Orient Occident, un projet au-delà de la musique

Le groupe Orient Occident. © Veronica Elena

Réunis à l’origine en Suisse dans le cadre de rencontres favorisant le dialogue interculturel, les musiciens d’Orient Occident ont voulu prolonger la magie de leur collaboration à travers un album qui, dans le contexte actuel, a aussi valeur de symbole.

"La peur étant mauvaise conseillère, cultivons plutôt l’intelligence, c’est-à-dire la connaissance et la compréhension des faits présents et passés, ainsi que des cultures et des personnes", pouvait-on lire sur le programme des premières Rencontres Orient Occident, en 2012. Débats, conférences, projections, lectures et concerts rythment chaque année cette manifestation culturelle organisée à Sierre, en Suisse, à l’initiative de la fondation du Château Mercier.

En charge du volet musical, le guitariste marocain Mahmoud Chouki, distingué déjà à de nombreuses reprises alors qu’il n’a que 27 ans, avait réuni autour de lui en 2015 cinq autres musiciens d’horizons différents qu’il avait croisés au cours des années, mais qui ne se connaissaient pas entre eux : le Turc Ahmet Misirli aux percussions, la joueuse de kanun grecque Eleftheria Daoultzi, l’accordéoniste suisse Stéphane Chapuis, son compatriote contrebassiste Samuel Pont et la Française Aurore Voilqué, au violon. "J'avais joué à Rabat, dans un hôtel qui fait des concerts de jazz.

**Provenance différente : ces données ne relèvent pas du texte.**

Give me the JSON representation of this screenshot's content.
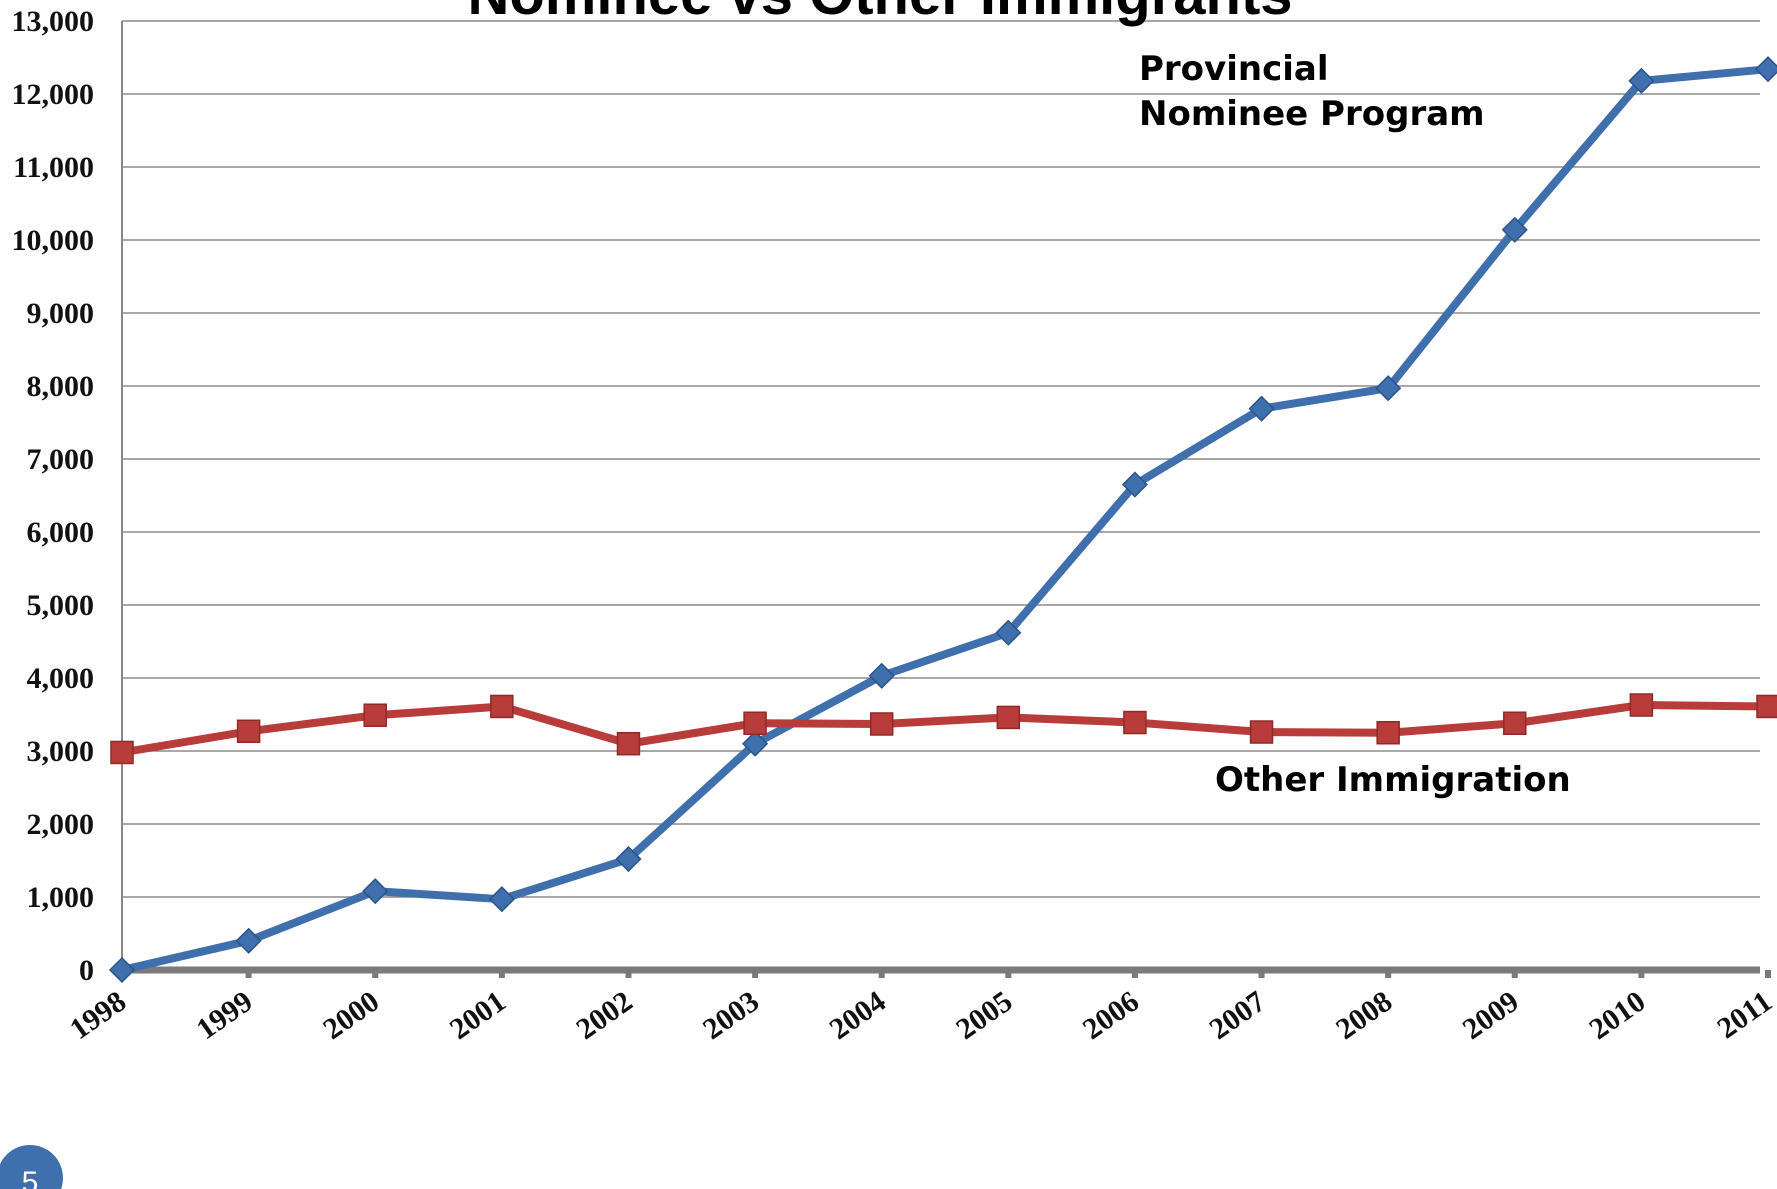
{
  "chart_data": {
    "type": "line",
    "title": "Nominee vs Other Immigrants",
    "categories": [
      "1998",
      "1999",
      "2000",
      "2001",
      "2002",
      "2003",
      "2004",
      "2005",
      "2006",
      "2007",
      "2008",
      "2009",
      "2010",
      "2011"
    ],
    "series": [
      {
        "name": "Provincial Nominee Program",
        "label_lines": [
          "Provincial",
          "Nominee Program"
        ],
        "color": "#3f6fad",
        "marker": "diamond",
        "values": [
          0,
          400,
          1080,
          970,
          1520,
          3100,
          4030,
          4620,
          6650,
          7690,
          7970,
          10140,
          12180,
          12340
        ]
      },
      {
        "name": "Other Immigration",
        "label_lines": [
          "Other Immigration"
        ],
        "color": "#b83c3a",
        "marker": "square",
        "values": [
          2980,
          3270,
          3490,
          3610,
          3100,
          3380,
          3370,
          3460,
          3390,
          3260,
          3250,
          3380,
          3630,
          3610
        ]
      }
    ],
    "yticks": [
      "0",
      "1,000",
      "2,000",
      "3,000",
      "4,000",
      "5,000",
      "6,000",
      "7,000",
      "8,000",
      "9,000",
      "10,000",
      "11,000",
      "12,000",
      "13,000"
    ],
    "ylim": [
      0,
      13000
    ],
    "grid": true,
    "slide_number": "5"
  }
}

Mahmoud était venu et on avait fait le bœuf. Après, on a été amis sur Facebook pendant dix ans, mais je n'avais jamais communiqué avec lui !" explique la jeune femme.

Lorsqu’il lui propose de participer à ces Rencontres en terre helvétique, elle accepte immédiatement, bien qu’elle n’ait "jamais entendu parler" de ses futurs partenaires. "A la base, je fais du jazz, du swing, de la chanson française. Je suis plus branchée musiques d’Europe de l’Est que musiques orientales", reconnait-elle.

Pendant une semaine, la troupe prépare sa prestation dans le château qui domine la vallée du Rhône. Chacun propose qui des compositions personnelles, qui des morceaux traditionnels de chez luiUn dialogue se noue. "Quand on est musicien, c'est comme si on avait quelque chose de naturel, d’instinctif, qui nous pousse à aller vers l'autre. Encore plus quand on ne parle pas la même langue comme c'était le cas !" poursuit la violoniste.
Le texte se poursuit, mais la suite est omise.